“Henry de Graffigny”, un Jules Verne haut-marnais
Il a écrit son premier livre à 17 ans, prophétisé “la téléphonie sans fil” dès 1909, prédit que l’Homme irait un jour sur la Lune en “véhicule astral”. Né à Graffigny-Chemin il y a 158 ans, Raoul Marquis, dont la personnalité intrigua Louis-Ferdinand Céline, reste l’un des écrivains français les plus prolifiques sous la IIIe République.

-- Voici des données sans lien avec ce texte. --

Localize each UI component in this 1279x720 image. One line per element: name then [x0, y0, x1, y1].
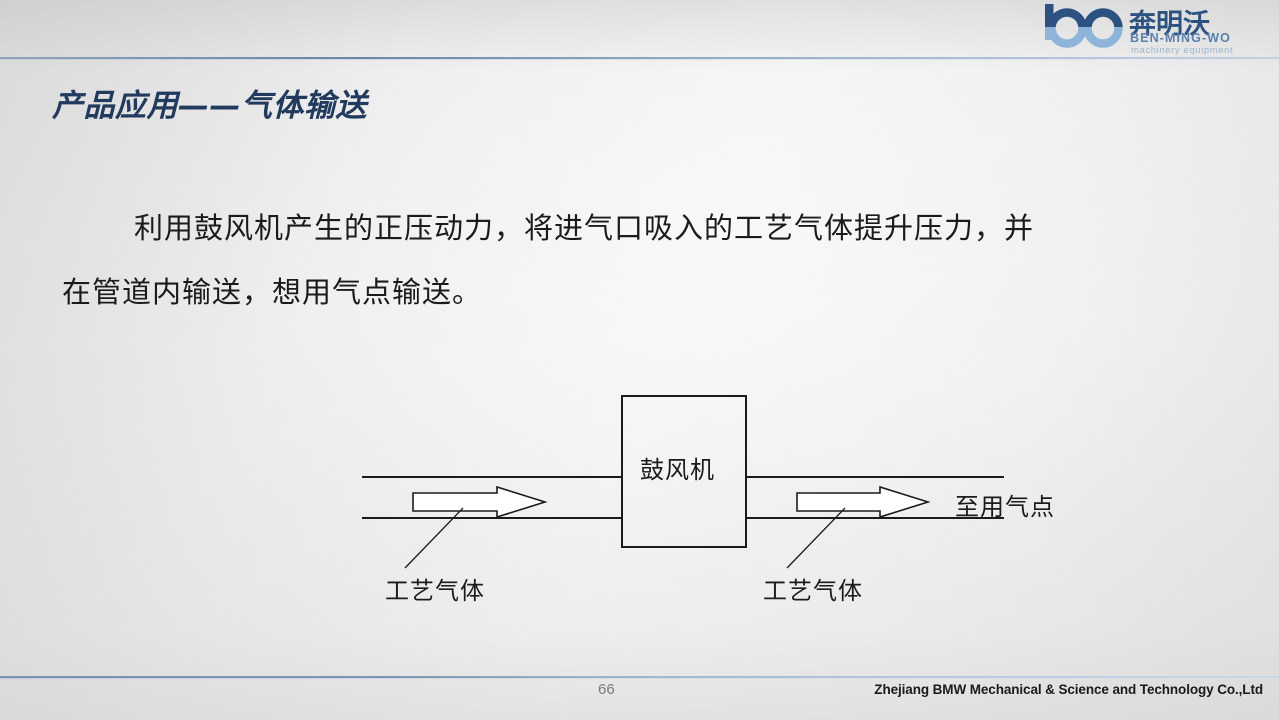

La marquise de Graffigny est une femme de lettres célèbre du XVIIIe siècle. Contrairement à ce que laisse supposer son nom d’épouse, cette Lorraine n’est pas née en Haute-Marne. A la différence de Raoul Marquis, qui a vu le jour le 28 septembre 1863 à Graffigny-Chemin, et qui fera rapidement, de son lieu de naissance, son pseudonyme.
Fils d’un jeune rentier originaire de la Somme et d’Eliza Brot, on connaît peu, finalement, les débuts de sa vie. Il reste quelques années avec sa famille à Graffigny, puis il rejoint la région parisienne. En 1881, Raoul Marquis intègre comme élève l’Académie d’aérostation, dont il deviendra secrétaire. 1881, c’est l’année où il fait paraître son premier livre, “Moteurs anciens et modernes”. Il a 17 ans.

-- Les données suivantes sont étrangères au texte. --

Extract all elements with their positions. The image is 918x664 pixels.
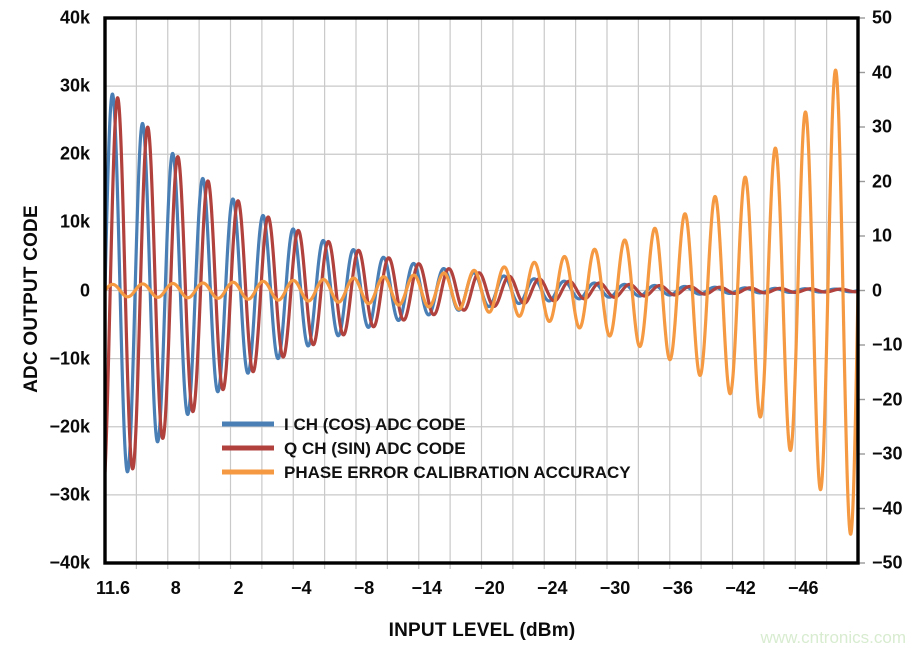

« Illustre maître et ami »
Car Raoul Marquis est passionné par tout ce qui concerne les sciences. Cette passion se concrétisera, tout au long de sa vie, par une activité dévorante d’écrivain vulgarisateur : plus de 250 ouvrages, 3 000 articles, sous le pseudonyme – clin d’œil à son origine – de “Henry de Graffigny”.
L’homme s’intéresse à tout, écrit sur tout : l’électricité, l’automobile (il se prévaudra même du titre de “professeur d’automobilisme”), l’horlogerie, la radiologie, le bricolage, la tapisserie. Il signe des comédies, des pièces de Guignol. Il propose même un guide “pour se mettre en ménage”.
Héros célinien
Mais ce qui l’attire d’abord et avant tout, c’est le ciel. Une attraction partagée avec celui qu’il qualifie d’« illustre maître et ami », son compatriote Camille Flammarion, qui l’aurait invité à voler en ballon à Nogent en 1882 – Graffigny racontera l’anecdote dans “Récits d’un aéronaute” – et qui rédigera en 1887 la préface des “Aventures extraordinaires d’un savant russe”, 1 700 pages co-écrites avec Georges Le Faure. Comme Jules Verne, Henry de Graffigny n’aime rien tant que d’emmener ses lecteurs loin dans l’imaginaire. Lui qui prophétisa, dès 1909, l’émergence d’une « téléphonie sans fil », anticipera un « véhicule astral » dans “Voyage de cinq Américains dans les planètes” (1925), en sera convaincu en 1933 : un jour, l’Homme ira sur la Lune. La personnalité étonnante de l’auteur haut-marnais intriguera l’écrivain Louis-Ferdinand Céline, qui l’avait accompagné en Grande-Bretagne en 1918. Il servira de modèle pour créer le personnage de Courtial des Pereires dans un de ses fameux romans, “Mort à Crédit”, paru en 1936.
Chroniqueur scientifique durant ses dernières années pour Ouest-Eclair, “Henry de Graffigny” est décédé à Septeuil (Yvelines) en 1934. Outre son admiration pour Flammarion, ses liens avec l’éditeur Albin Michel, Raoul Marquis est resté très attaché à son département natal. Un des héros du “Tour de France en aéroplane” (1910) se nommait Outremécourt, du nom d’un village proche de Bourmont.